When COVID hit, I leaned even further into that mindset as I was quickly reminded that cooking was also a great way to help bolster creativity, pour my energy into something productive, all while combating the stir crazy. And it has been a wonderful, and fattening, experience.

I’ve learned that it’s easier than I thought to cook for myself multiple times a week without creating a fuckton of leftovers. I’ve learned how to maximize perishables and make sure nothing goes to waste when I try new things.

And I have learned to absolutely worship my dishwasher.

This all also means that I’ve spent more times on food blogs than I’m comfortable with. I mean seriously, what the actual fuck is wrong with these people, and why in the fuck do they think I care so much about their personal lives?

First, your websites all have so many goddamn widgets, links, buy my shit and donate buttons that it takes half a fucking century to load. By the time it’s done I’ve said fuck it, gone to Taco Bell and shame eaten my way through a 12 pack of tacos.

Second, I don’t need 87 pictures of the food taken from different angles to make sure you got it’s good side. You know how to plate your shit, I get it. Anything more than one photo of your food is a gratuitous cry for attention (says the guy who writes shit like this and pesters all of his friends to read it, sorry not sorry guys).

Third, I don’t give a shit about you or your family. I really don’t.
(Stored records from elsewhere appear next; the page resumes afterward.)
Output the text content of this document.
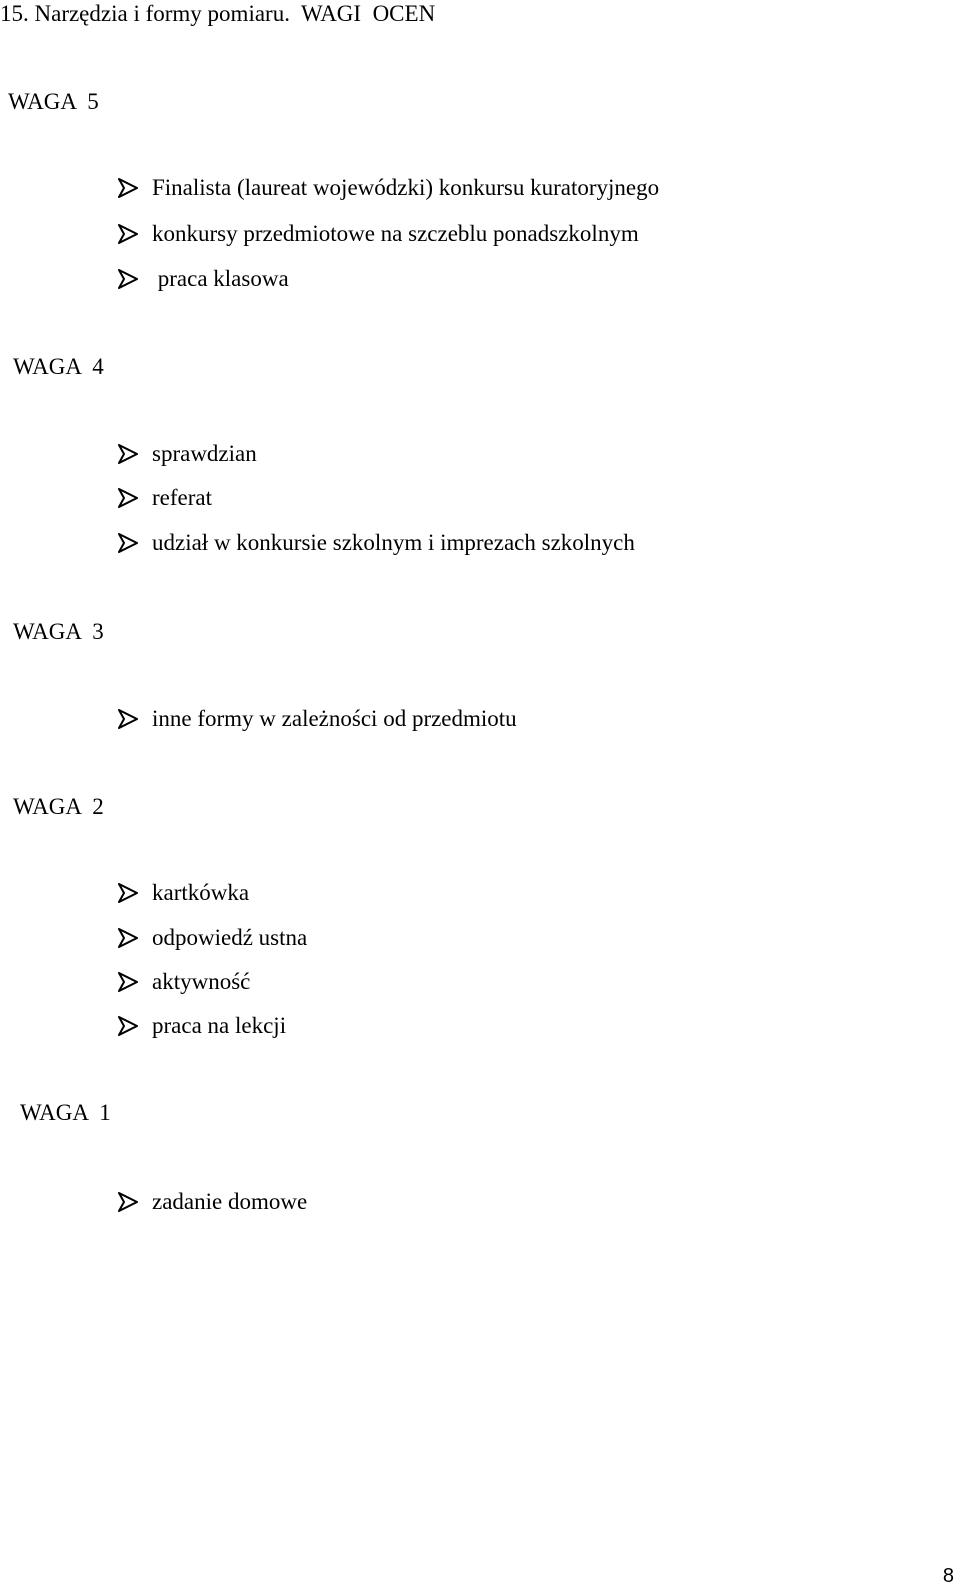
15. Narzędzia i formy pomiaru.  WAGI  OCEN
WAGA  5
Finalista (laureat wojewódzki) konkursu kuratoryjnego
konkursy przedmiotowe na szczeblu ponadszkolnym
praca klasowa
WAGA  4
sprawdzian
referat
udział w konkursie szkolnym i imprezach szkolnych
WAGA  3
inne formy w zależności od przedmiotu
WAGA  2
kartkówka
odpowiedź ustna
aktywność
praca na lekcji
WAGA  1
zadanie domowe
8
I don’t want to be your friend. I don’t give a shit about how much your kids love it. Kids would love torn up pieces of cardboard drizzled with ketchup if Baby Yoda called them Chicky Nuggies. Your repugnant rugrats are not a selling point. I found you because I was looking for a mashed potato recipe that wouldn’t give me carpal tunnel, don’t read anything more into it.
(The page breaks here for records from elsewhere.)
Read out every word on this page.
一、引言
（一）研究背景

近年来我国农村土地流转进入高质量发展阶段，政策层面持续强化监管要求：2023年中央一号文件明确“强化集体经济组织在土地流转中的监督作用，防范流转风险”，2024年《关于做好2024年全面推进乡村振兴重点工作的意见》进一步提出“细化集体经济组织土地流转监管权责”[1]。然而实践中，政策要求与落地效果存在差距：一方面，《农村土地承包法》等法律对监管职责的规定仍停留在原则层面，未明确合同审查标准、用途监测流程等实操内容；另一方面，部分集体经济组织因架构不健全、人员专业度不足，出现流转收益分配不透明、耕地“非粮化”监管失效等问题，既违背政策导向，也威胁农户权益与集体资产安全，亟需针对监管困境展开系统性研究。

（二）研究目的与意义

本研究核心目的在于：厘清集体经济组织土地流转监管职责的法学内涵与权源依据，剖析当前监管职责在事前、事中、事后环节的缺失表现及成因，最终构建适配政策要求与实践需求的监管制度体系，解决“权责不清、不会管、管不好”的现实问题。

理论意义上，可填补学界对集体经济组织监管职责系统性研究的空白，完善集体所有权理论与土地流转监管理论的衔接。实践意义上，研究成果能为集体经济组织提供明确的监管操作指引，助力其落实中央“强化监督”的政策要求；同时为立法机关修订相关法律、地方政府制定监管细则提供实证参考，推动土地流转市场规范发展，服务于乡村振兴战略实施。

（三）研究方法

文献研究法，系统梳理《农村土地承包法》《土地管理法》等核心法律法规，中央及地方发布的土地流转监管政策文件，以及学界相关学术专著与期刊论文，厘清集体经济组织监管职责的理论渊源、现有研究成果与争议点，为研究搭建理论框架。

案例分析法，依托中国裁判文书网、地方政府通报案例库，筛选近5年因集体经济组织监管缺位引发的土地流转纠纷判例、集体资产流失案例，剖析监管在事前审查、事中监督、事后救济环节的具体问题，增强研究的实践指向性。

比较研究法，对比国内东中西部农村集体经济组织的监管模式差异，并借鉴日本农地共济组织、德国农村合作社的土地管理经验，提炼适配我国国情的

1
Speaking of the recipe, I don’t need the story about how it was created.

“So my husband John and I were on vacation in St. Barts, splitting a bottle of Pinot Grigio on our balcony overlooking the ocean. We picked St. Barts because that’s where we had our honeymoon, 20 years ago. Can you believe it! Between the wine and view the mood was right and we were both feeling kind of randy. As he was squirming on top of me and my fingers were digging into his doughy flesh my mind wandered to how much I loved mashed potatoes, but hated the work, and that’s when I came up with this recipe.”

I came to find a recipe, not read an autobiography. I don’t need to hear about how feeling your husband’s flabby body on top of you while he was struggling to finish, and you had given up all hope, inspired you to create this dish.

Fourth, after navigating all of this, you still make the recipe impossible to find and follow. Even if I do magically find the ingredients list, there is a barrier of three more paragraphs of your dear diary bullshit and more pictures of food, which by the way are way too big for your page, before I can even get within striking distance of the instructions.

Speaking of the instructions, the purpose of them is to instruct the reader on how to prepare the dish in the most direct way possible. This is not the time to prove how smart you are, or how many big words you know. I don’t need to know why I need to pre-heat the oven to 350, or about the new oven model that you got from Sears at a good price (click here to purchase!),¬† I just need to know that’s the temp to set mine to. Instructions are about vital information, nothing more, nothing less.

Finally, reviews (which were all written by your friends) belong in the comments section of your blog, not in the body of your four part feature on the perfect mashed potato. Suzy with a Z¬†raving about your dish isn’t going to sway me in the slightest. If I am on your site, it is because I am looking for a specific recipe that I want to try, and chances are I am going to modify it to suit my preferences (none of you use enough garlic).

In short, if you want someone coming back for your recipes just to see what you are up to, make the food the story, not your life.

God Damn It, now I really am craving mashed potatoes.